道中の列車の中でクロにシュバルツを読ませ、シュバルツのすばらしさを力説した。わかってくれたようでよかった。
「うん。家よりは圧倒的にいい建物だ」
王都の栄えている場所の建物と比べると見劣りするがあのボロ家よりは断然マシだ。
「(ククク、ここが我らの拠点か)」
しっかりシュバルツに染められている。
「おや? 君は?」
そこへ孤児院から白いひげが印象的な初老のおじいさんが出てきた。
「僕はジーノ。パーターさんに紹介されてきました」
おじいさんは目を見開いて驚くような仕草をする。
「君がジーノ君かい?」
「そうですけど」
さっき言っただろ、耳遠くなったのか、という言葉を飲み込み肯定する。
「ということはパーターは」
いわんとすることはわかる。おそらく死ぬ前に俺をここに送るということを手紙かなんかで伝えたんだろう。
神妙な面持ちで僕を見つめる。
「あぁ、ごめんね。話は聞いてるから。辛かったね。もう大丈夫だから」
僕を慈しむように抱きしめてくる。
表だけの境遇だけ見れば憐れむのはわかるが、いろいろとやってきたからなぁ。この抱擁をまっすぐに受け取るには汚れすぎてるな。

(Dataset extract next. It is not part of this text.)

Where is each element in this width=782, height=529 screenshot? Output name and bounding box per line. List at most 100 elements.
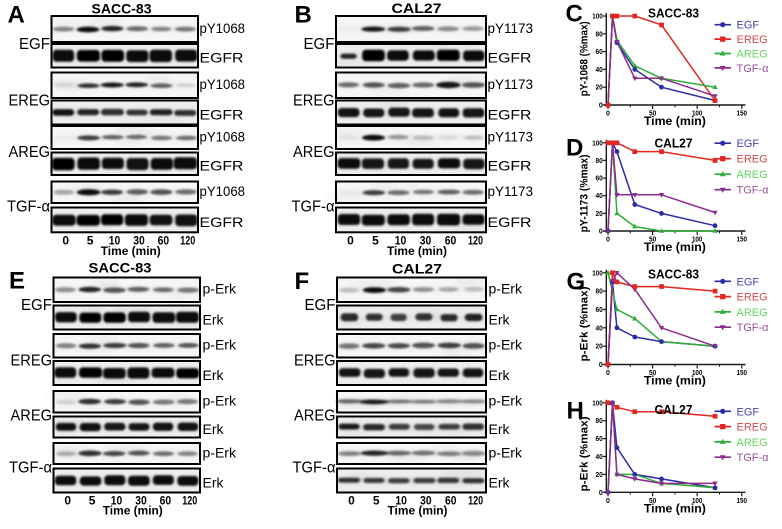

「知らないおじさんに抱きしめられてもか。ワシはこの孤児院の院長、フラナだよ。よろしくね、ジーノ君」
「よろしく」
フラナの懐抱から解放され、手を引かれて孤児院に案内される。
中に入ると庭で遊んでいた子供たちが僕に視線を寄せる。その中で一番大きく僕と同年くらいの男子が話しかけてくる。
「フラナさん。この子は?」
「この子はジーノ君っていって新しい子だよ。みんな仲良くしてあげてね」
フラナが何か言っているが僕は目の前の男子に釘付けになる。
オレンジ髪の容姿の整った少年。外見だけの印象はこれだ。確かにより目立つ容姿をしているが僕が着目しているところはそこだけじゃない。
オーラだ。まるで太陽のように輝いている。物語の主人公といっても差し支えないほどに。

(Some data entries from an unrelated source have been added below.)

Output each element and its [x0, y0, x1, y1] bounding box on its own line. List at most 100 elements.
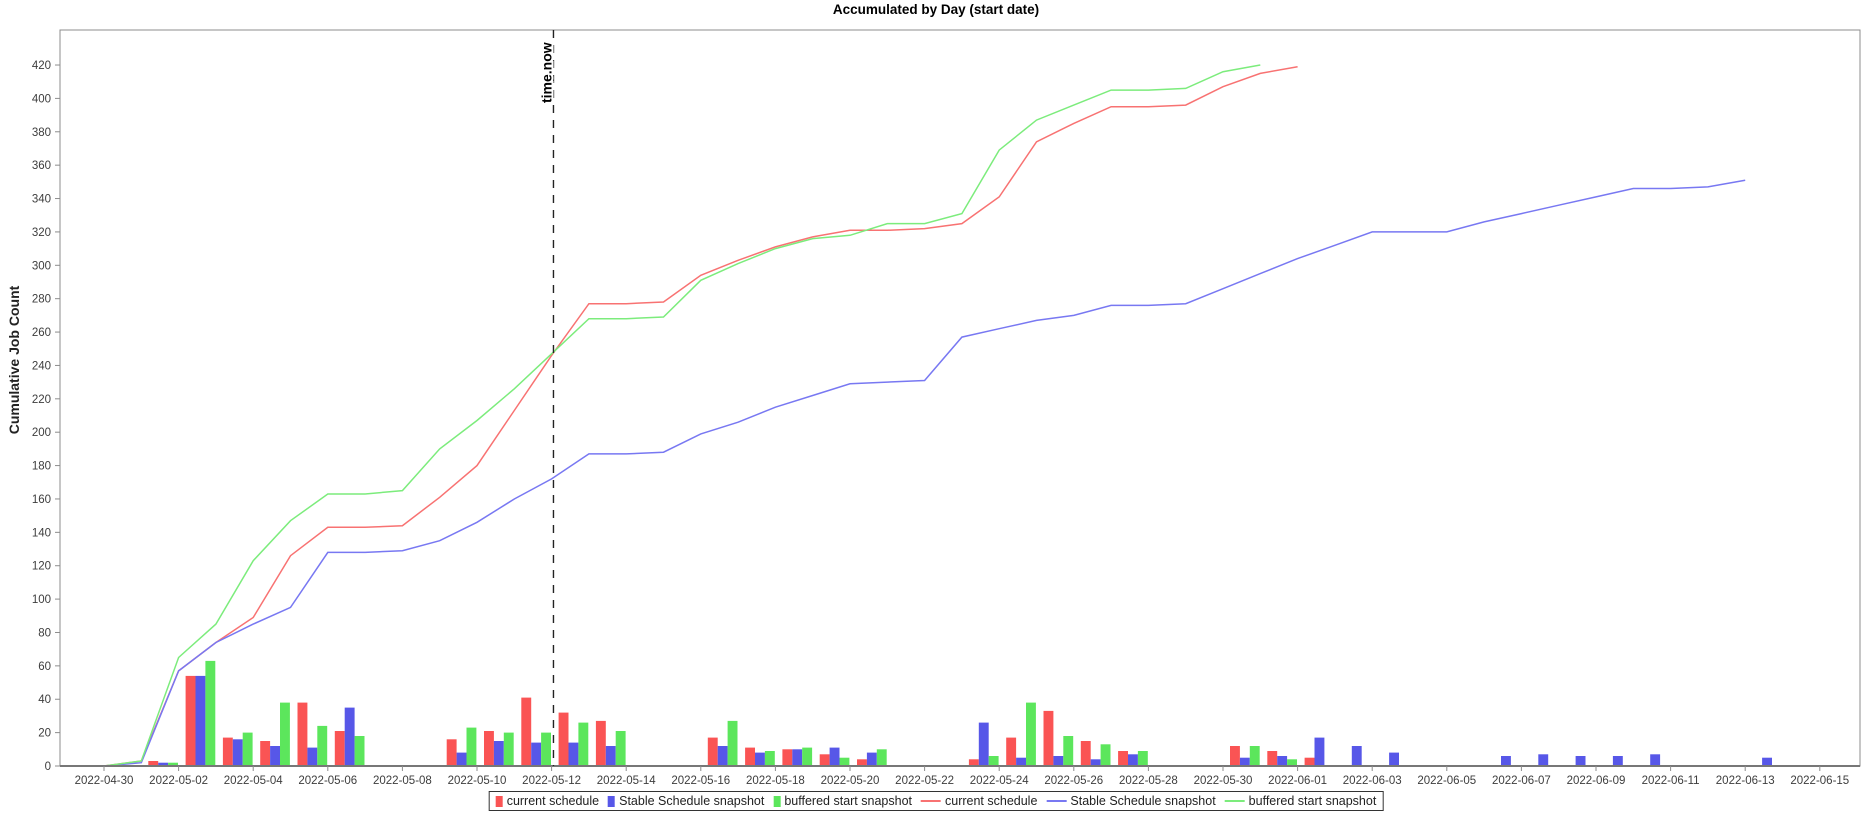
bar: [466, 727, 477, 766]
x-tick-label: 2022-05-14: [597, 775, 656, 787]
legend-item-bar-stable-schedule-snapshot: Stable Schedule snapshot: [608, 794, 764, 808]
bar: [1128, 754, 1138, 766]
bar-series-current-schedule: [148, 675, 1315, 766]
x-tick-label: 2022-05-06: [298, 775, 357, 787]
legend-bar-swatch: [608, 795, 616, 807]
bar: [1612, 756, 1623, 766]
bar: [717, 746, 728, 766]
x-axis-ticks: 2022-04-30 2022-05-02 2022-05-04 2022-05-06…: [75, 766, 1849, 787]
legend-item-bar-current-schedule: current schedule: [495, 794, 600, 808]
time-now-label: time.now: [538, 42, 554, 103]
legend-label: current schedule: [945, 794, 1038, 808]
bar: [819, 754, 830, 766]
bar: [558, 712, 569, 766]
line-stable-schedule-snapshot: [103, 179, 1746, 767]
y-tick-label: 100: [32, 594, 51, 606]
y-tick-label: 280: [32, 294, 51, 306]
bar: [707, 737, 718, 766]
bar: [1389, 752, 1399, 766]
x-tick-label: 2022-05-02: [149, 775, 208, 787]
bar: [1006, 737, 1017, 766]
y-tick-label: 80: [38, 627, 51, 639]
bar: [764, 751, 775, 766]
bar: [531, 742, 542, 766]
bar: [456, 752, 467, 766]
bar: [755, 752, 765, 766]
bar: [615, 731, 626, 766]
x-tick-label: 2022-06-11: [1642, 775, 1700, 787]
legend-line-swatch: [1224, 800, 1245, 802]
y-tick-label: 220: [32, 394, 51, 406]
bar-series-stable-schedule-snapshot: [158, 675, 1772, 766]
y-tick-label: 120: [32, 561, 51, 573]
x-tick-label: 2022-05-16: [671, 775, 730, 787]
bar: [270, 746, 280, 766]
bar: [1249, 746, 1260, 766]
bar: [1762, 757, 1772, 766]
y-tick-label: 360: [32, 160, 51, 172]
legend-item-line-buffered-start-snapshot: buffered start snapshot: [1224, 794, 1377, 808]
x-tick-label: 2022-06-15: [1790, 775, 1849, 787]
x-tick-label: 2022-06-03: [1343, 775, 1402, 787]
bar: [1501, 756, 1511, 766]
x-tick-label: 2022-05-04: [224, 775, 283, 787]
bar: [1026, 702, 1036, 766]
x-tick-label: 2022-06-07: [1492, 775, 1551, 787]
bar: [297, 702, 308, 766]
bar: [1267, 751, 1278, 766]
bar: [792, 749, 803, 766]
bar: [242, 732, 253, 766]
bar: [503, 732, 514, 766]
bar: [1239, 757, 1250, 766]
y-tick-label: 20: [38, 728, 51, 740]
bar: [1650, 754, 1661, 766]
legend-item-line-stable-schedule-snapshot: Stable Schedule snapshot: [1046, 794, 1216, 808]
bar: [541, 732, 551, 766]
bar: [782, 749, 793, 766]
bar: [222, 737, 233, 766]
bar: [605, 746, 616, 766]
legend-label: current schedule: [506, 794, 600, 808]
y-tick-label: 200: [32, 427, 51, 439]
bar: [968, 759, 979, 766]
y-tick-label: 140: [32, 527, 51, 539]
bar-series-buffered-start-snapshot: [168, 660, 1297, 766]
legend: current schedule Stable Schedule snapshot…: [488, 791, 1384, 811]
bar: [857, 759, 867, 766]
y-tick-label: 0: [45, 761, 51, 773]
x-tick-label: 2022-05-08: [373, 775, 432, 787]
y-axis-label: Cumulative Job Count: [6, 285, 22, 434]
bar: [1100, 744, 1111, 766]
y-axis-ticks: 0 20 40 60 80 100 120 140 160 180 200 220 240 260 280 3…: [32, 60, 60, 773]
bar-groups: [148, 660, 1772, 766]
x-tick-label: 2022-05-24: [970, 775, 1029, 787]
bar: [354, 736, 365, 766]
chart-title: Accumulated by Day (start date): [833, 2, 1039, 17]
legend-line-swatch: [921, 800, 941, 802]
x-tick-label: 2022-05-18: [746, 775, 805, 787]
y-tick-label: 180: [32, 461, 51, 473]
legend-label: buffered start snapshot: [1248, 794, 1377, 808]
bar: [1304, 757, 1315, 766]
bar: [1016, 757, 1026, 766]
bar: [1080, 741, 1091, 766]
bar: [446, 739, 457, 766]
bar: [205, 660, 216, 766]
bar: [578, 722, 589, 766]
legend-item-line-current-schedule: current schedule: [921, 794, 1037, 808]
x-tick-label: 2022-05-28: [1119, 775, 1178, 787]
bar: [866, 752, 877, 766]
bar: [1090, 759, 1101, 766]
bar: [802, 747, 813, 766]
y-tick-label: 260: [32, 327, 51, 339]
x-tick-label: 2022-05-26: [1044, 775, 1103, 787]
x-tick-label: 2022-06-01: [1268, 775, 1327, 787]
legend-label: buffered start snapshot: [784, 794, 912, 808]
bar: [1230, 746, 1240, 766]
bar: [1137, 751, 1148, 766]
x-tick-label: 2022-05-10: [448, 775, 507, 787]
y-tick-label: 240: [32, 360, 51, 372]
legend-bar-swatch: [495, 795, 503, 807]
legend-item-bar-buffered-start-snapshot: buffered start snapshot: [773, 794, 912, 808]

面白い。これからこの男に起こるだろうイベントに他人ながら胸をワクワクさせる。
「ん? ジーノ君、なんで笑っているの」
しまった。自分でも気づかないうちににやけてしまったようだ。
さて、ここの返しは重要だ。今後の立ち位置を左右する。
目立つキャラはだめだ、動きづらくなる。あと面白くなさそう。であれば返答はこれだ。
「じ、ジーノです。よ、よろしく」
主人公を遠くから観察する静かな幼馴染。すなわち、出番が多くないモブに近しいキャラ。それこそ一番面白そう。故に初対面おどおどキャラだ。
「僕はハロル。よろしくね」
出された手に躊躇いながら手を出して握手をする。
その時、最高に面白い物語が始まる鐘の音が鳴った気がした。